Mittwoch, 10. August 2011

Heiße Luft

Mit der Herabstufung der Bonität der USA hat die Rating-Agentur Standard & Poor’s (S&P) „die Märkte erschüttert“ und binnen kurzem „Milliarden vernichtet“(Mediensprache). Mal ganz unabhängig von der Frage, welche Märkte (Plural!) hier gemeint und wessen wie auch immer erzielte und wo auch immer deponierte Milliarden hiervon betroffen sind – mit dem Aktienkurs ändert sich an der Realität nichts.
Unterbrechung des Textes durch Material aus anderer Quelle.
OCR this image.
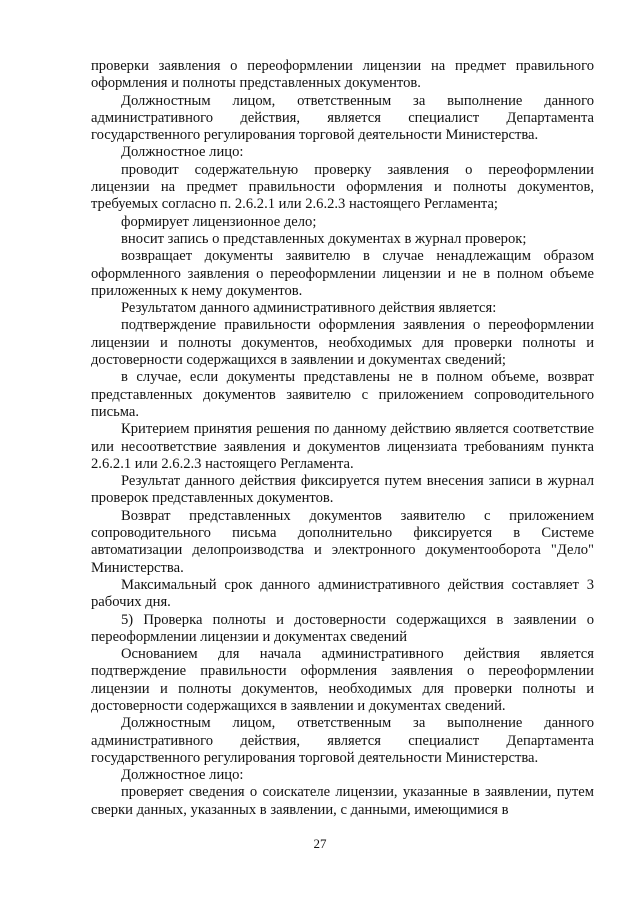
проверки заявления о переоформлении лицензии на предмет правильного оформления и полноты представленных документов.

Должностным лицом, ответственным за выполнение данного административного действия, является специалист Департамента государственного регулирования торговой деятельности Министерства.

Должностное лицо:

проводит содержательную проверку заявления о переоформлении лицензии на предмет правильности оформления и полноты документов, требуемых согласно п. 2.6.2.1 или 2.6.2.3 настоящего Регламента;

формирует лицензионное дело;

вносит запись о представленных документах в журнал проверок;

возвращает документы заявителю в случае ненадлежащим образом оформленного заявления о переоформлении лицензии и не в полном объеме приложенных к нему документов.

Результатом данного административного действия является:

подтверждение правильности оформления заявления о переоформлении лицензии и полноты документов, необходимых для проверки полноты и достоверности содержащихся в заявлении и документах сведений;

в случае, если документы представлены не в полном объеме, возврат представленных документов заявителю с приложением сопроводительного письма.

Критерием принятия решения по данному действию является соответствие или несоответствие заявления и документов лицензиата требованиям пункта 2.6.2.1 или 2.6.2.3 настоящего Регламента.

Результат данного действия фиксируется путем внесения записи в журнал проверок представленных документов.

Возврат представленных документов заявителю с приложением сопроводительного письма дополнительно фиксируется в Системе автоматизации делопроизводства и электронного документооборота "Дело" Министерства.

Максимальный срок данного административного действия составляет 3 рабочих дня.

5) Проверка полноты и достоверности содержащихся в заявлении о переоформлении лицензии и документах сведений

Основанием для начала административного действия является подтверждение правильности оформления заявления о переоформлении лицензии и полноты документов, необходимых для проверки полноты и достоверности содержащихся в заявлении и документах сведений.

Должностным лицом, ответственным за выполнение данного административного действия, является специалист Департамента государственного регулирования торговой деятельности Министерства.

Должностное лицо:

проверяет сведения о соискателе лицензии, указанные в заявлении, путем сверки данных, указанных в заявлении, с данными, имеющимися в

27
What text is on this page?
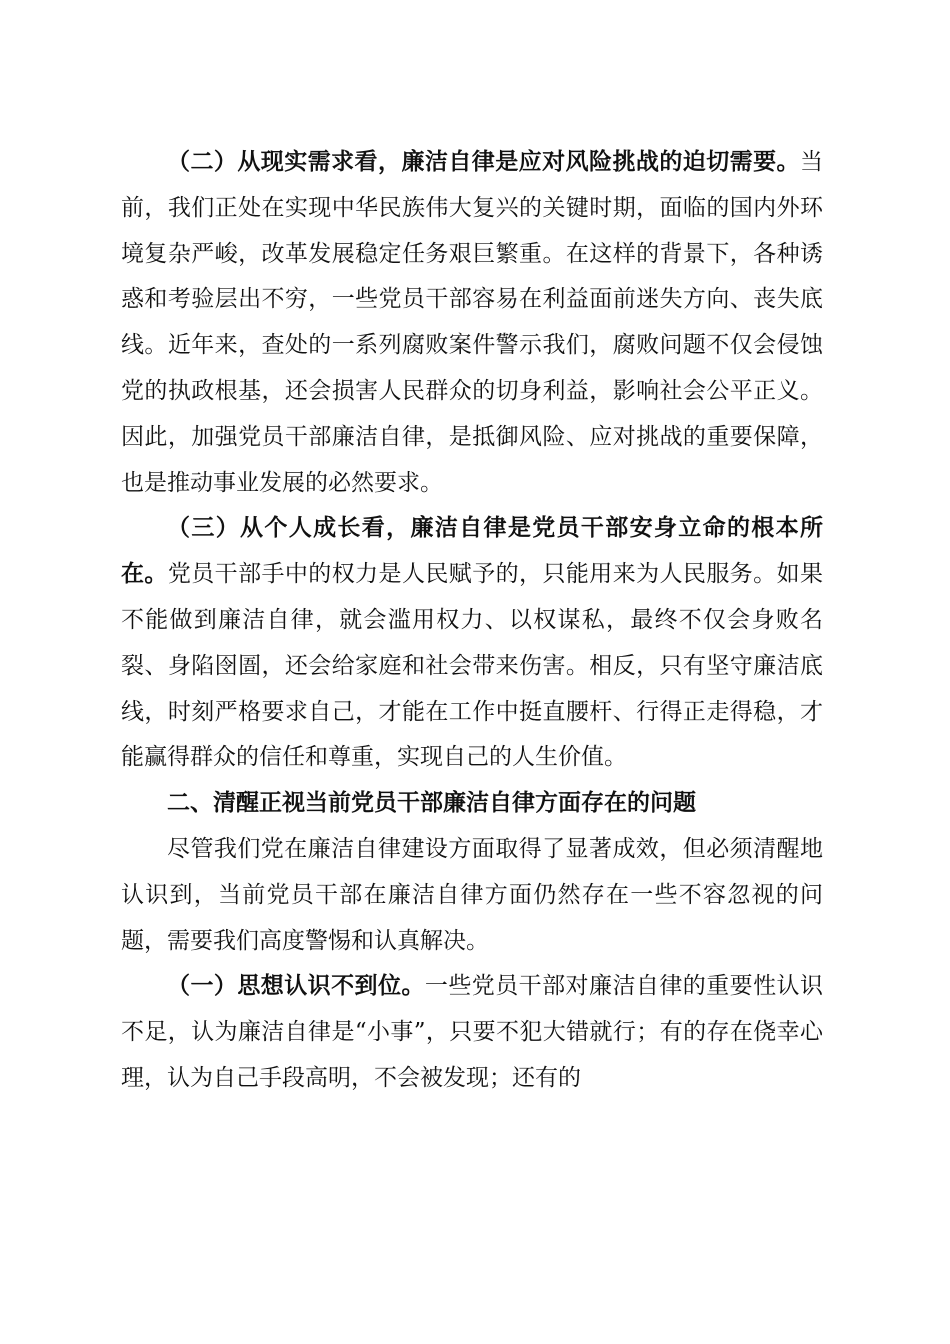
（二）从现实需求看，廉洁自律是应对风险挑战的迫切需要。当前，我们正处在实现中华民族伟大复兴的关键时期，面临的国内外环境复杂严峻，改革发展稳定任务艰巨繁重。在这样的背景下，各种诱惑和考验层出不穷，一些党员干部容易在利益面前迷失方向、丧失底线。近年来，查处的一系列腐败案件警示我们，腐败问题不仅会侵蚀党的执政根基，还会损害人民群众的切身利益，影响社会公平正义。因此，加强党员干部廉洁自律，是抵御风险、应对挑战的重要保障，也是推动事业发展的必然要求。

（三）从个人成长看，廉洁自律是党员干部安身立命的根本所在。党员干部手中的权力是人民赋予的，只能用来为人民服务。如果不能做到廉洁自律，就会滥用权力、以权谋私，最终不仅会身败名裂、身陷囹圄，还会给家庭和社会带来伤害。相反，只有坚守廉洁底线，时刻严格要求自己，才能在工作中挺直腰杆、行得正走得稳，才能赢得群众的信任和尊重，实现自己的人生价值。

二、清醒正视当前党员干部廉洁自律方面存在的问题

尽管我们党在廉洁自律建设方面取得了显著成效，但必须清醒地认识到，当前党员干部在廉洁自律方面仍然存在一些不容忽视的问题，需要我们高度警惕和认真解决。

（一）思想认识不到位。一些党员干部对廉洁自律的重要性认识不足，认为廉洁自律是“小事”，只要不犯大错就行；有的存在侥幸心理，认为自己手段高明，不会被发现；还有的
Wenn der Aktienkurs fällt, verschwinden keine Gebäude. Wenn der Aktienkurs steigt, ist deswegen kein ausgebildeter Facharbeiter mehr da – eher im Gegenteil. Aktienkurse sind irreal und, wie das Geld selbst, weitgehend virtuell geworden.
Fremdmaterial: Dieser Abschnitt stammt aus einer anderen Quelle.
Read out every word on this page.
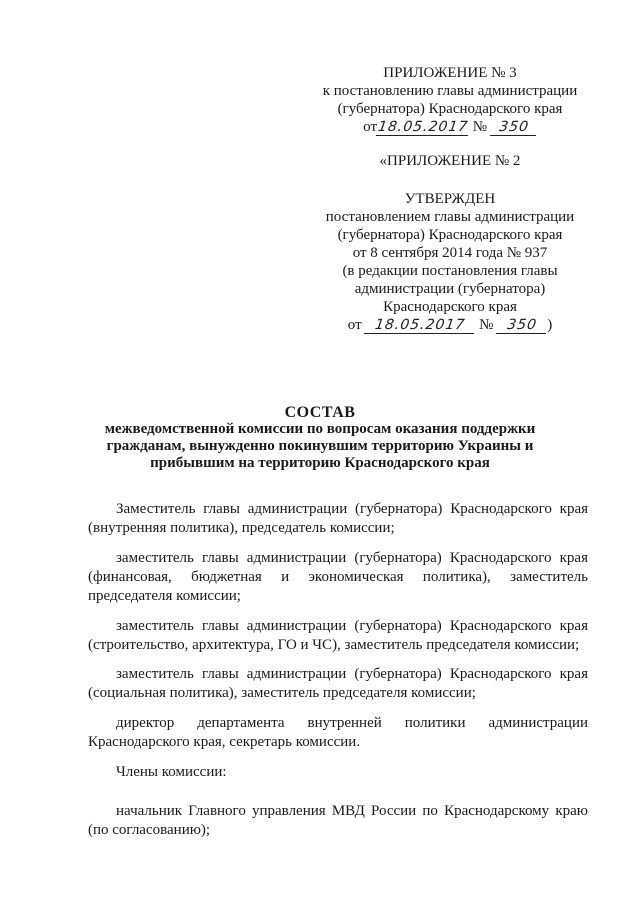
ПРИЛОЖЕНИЕ № 3
к постановлению главы администрации
(губернатора) Краснодарского края
от18.05.2017 № 350
«ПРИЛОЖЕНИЕ № 2
УТВЕРЖДЕН
постановлением главы администрации
(губернатора) Краснодарского края
от 8 сентября 2014 года № 937
(в редакции постановления главы
администрации (губернатора)
Краснодарского края
от 18.05.2017 № 350 )
СОСТАВ
межведомственной комиссии по вопросам оказания поддержки
гражданам, вынужденно покинувшим территорию Украины и
прибывшим на территорию Краснодарского края
Заместитель главы администрации (губернатора) Краснодарского края (внутренняя политика), председатель комиссии;
заместитель главы администрации (губернатора) Краснодарского края (финансовая, бюджетная и экономическая политика), заместитель председателя комиссии;
заместитель главы администрации (губернатора) Краснодарского края (строительство, архитектура, ГО и ЧС), заместитель председателя комиссии;
заместитель главы администрации (губернатора) Краснодарского края (социальная политика), заместитель председателя комиссии;
директор департамента внутренней политики администрации Краснодарского края, секретарь комиссии.
Члены комиссии:
начальник Главного управления МВД России по Краснодарскому краю (по согласованию);
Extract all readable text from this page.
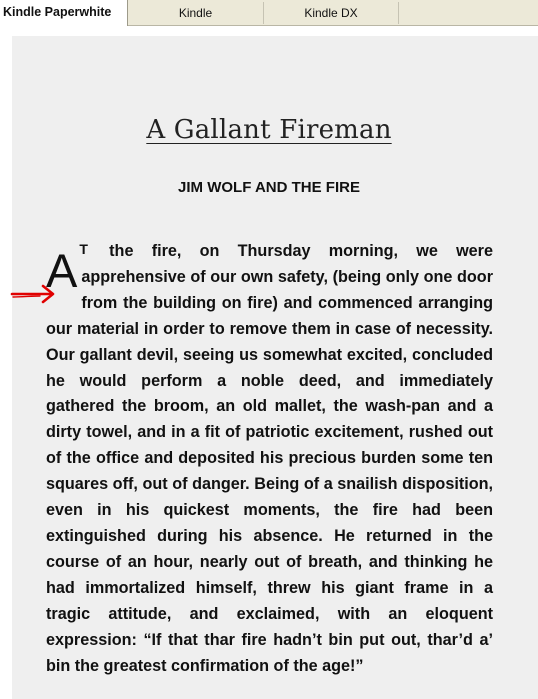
Kindle Paperwhite	Kindle	Kindle DX
A Gallant Fireman
JIM WOLF AND THE FIRE

A T the fire, on Thursday morning, we were apprehensive of our own safety, (being only one door from the building on fire) and commenced arranging our material in order to remove them in case of necessity. Our gallant devil, seeing us somewhat excited, concluded he would perform a noble deed, and immediately gathered the broom, an old mallet, the wash-pan and a dirty towel, and in a fit of patriotic excitement, rushed out of the office and deposited his precious burden some ten squares off, out of danger. Being of a snailish disposition, even in his quickest moments, the fire had been extinguished during his absence. He returned in the course of an hour, nearly out of breath, and thinking he had immortalized himself, threw his giant frame in a tragic attitude, and exclaimed, with an eloquent expression: “If that thar fire hadn’t bin put out, thar’d a’ bin the greatest confirmation of the age!”
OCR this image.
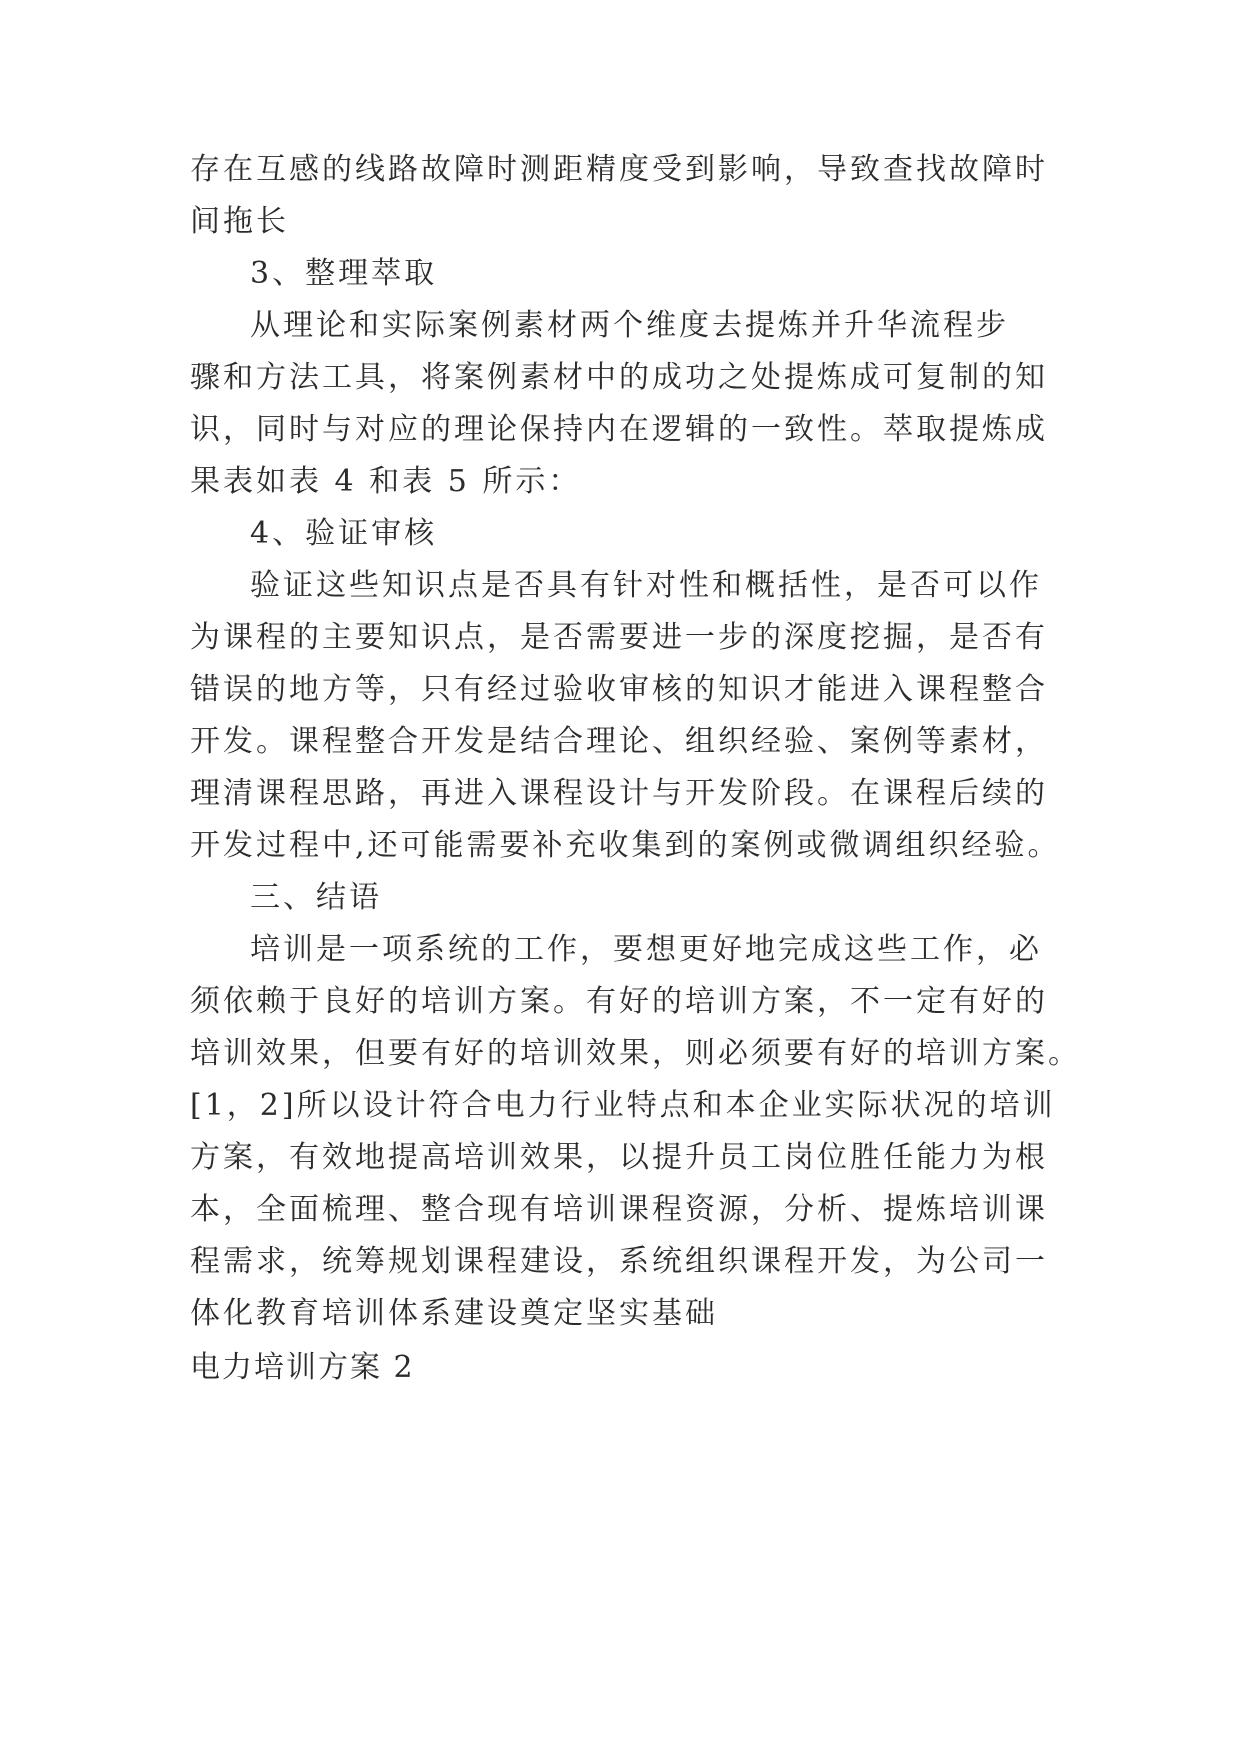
存在互感的线路故障时测距精度受到影响，导致查找故障时
间拖长
3、整理萃取
从理论和实际案例素材两个维度去提炼并升华流程步
骤和方法工具，将案例素材中的成功之处提炼成可复制的知
识，同时与对应的理论保持内在逻辑的一致性。萃取提炼成
果表如表 4 和表 5 所示：
4、验证审核
验证这些知识点是否具有针对性和概括性，是否可以作
为课程的主要知识点，是否需要进一步的深度挖掘，是否有
错误的地方等，只有经过验收审核的知识才能进入课程整合
开发。课程整合开发是结合理论、组织经验、案例等素材，
理清课程思路，再进入课程设计与开发阶段。在课程后续的
开发过程中,还可能需要补充收集到的案例或微调组织经验。
三、结语
培训是一项系统的工作，要想更好地完成这些工作，必
须依赖于良好的培训方案。有好的培训方案，不一定有好的
培训效果，但要有好的培训效果，则必须要有好的培训方案。
[1，2]所以设计符合电力行业特点和本企业实际状况的培训
方案，有效地提高培训效果，以提升员工岗位胜任能力为根
本，全面梳理、整合现有培训课程资源，分析、提炼培训课
程需求，统筹规划课程建设，系统组织课程开发，为公司一
体化教育培训体系建设奠定坚实基础
电力培训方案 2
Das Rauschen im medialen Blätterwald gründet sich auf einer wahren Ekstase an mehr oder minder unsinnigen „Analysen“. Das ist ebenso lächerlich und irrelevant wie die Entscheidung von S&P – zumindest so lange wie die US-Regierung so weiter verfährt wie bisher. Die USA, Japan und die meisten anderen Staaten
  •  haben das exklusive Monopol über die Ausgabe ihrer eigenen Währung und sind in dieser immer zahlungsfähig, solange es reale Güter und Dienstleistungen zum Verkauf gibt,
  •  müssen sich nichts leihen, um ihre Netto-Ausgaben über die Besteuerung hinaus zu finanzieren. Im allgemeinen unterliegen souveräne Staaten keiner Einnahmebeschränkung, weil sie das Monopol auf die Ausgabe von Geld haben.
  • haben die Macht, die Entscheidungen der Zentralbank sowohl hinsichtlich Zinsveränderungen als auch Anleihekäufen zu kontrollieren. Mit anderen Worten: trotz des Labyrinths an Regeln und Gesetzen, die die Unabhängigkeit der Zentralbank dokumentieren sollen, ist es am Ende doch immer die jeweilige Regierung, die das Sagen hat.
Bei dieser Art von Geldsystem - dem Fiat-Währungssystem - ist es immer die Staatsgewalt, die regiert. Die Zentralbank setzt die Zinssätze im kurzfristigen Bereich und die Stabilitätsstruktur einer Währung wird eher durch Erwartungen hinsichtlich des Inflations- als des Ausfallrisikos bestimmt.

Die USA können also ohne weiteres nicht pleite gehen. Sie können auch zukünftig in dem existierenden System jede Schuld begleichen, weil sie immer das Geld dafür drucken können. Folglich ist die Wahrscheinlichkeit für einen Zahlungsausfall gleich Null. Wenn S&P anderer Meinung ist, kann das nur andere Gründe haben: Etwa unternehmenseigene, um den Profit zu steigern, oder politische, um die Obama-Regierung unter Druck zu setzen. "Die sollte am besten sofort ein Gesetz zum Verbot der Ratingagenturen erlassen, ihre Ausgaben erhöhen, um damit eine Jobgarantie für alle auszusprechen, und den politischen Zuspruch genießen, den sie durch die Beseitigung der Arbeitslosigkeit erfahren würde." empfiehlt Bill Mitchell in seinem Blog:

"The following pie-chart is the result of some calculations as at March 2011. It shows the proportions of total US Public Debt held by various “interesting” categories. This chart tells you that the government sector held about 42 per cent of its own debt in March 2011 and the private sector held the rest (of-course).
The scare-mongering campaign that has been waged by the deficit terrorists in recent years holds out that US public debt holdings are dominated by the Chinese. If you call 8 per cent a domination then your sense of calibration is different to mine. The three largest foreign US debt holders at March 2011 are China (8 per cent); Japan (6.4 per cent) and Britain (2.3 per cent). The total foreign held share was equal to 31.4 per cent in March 2011."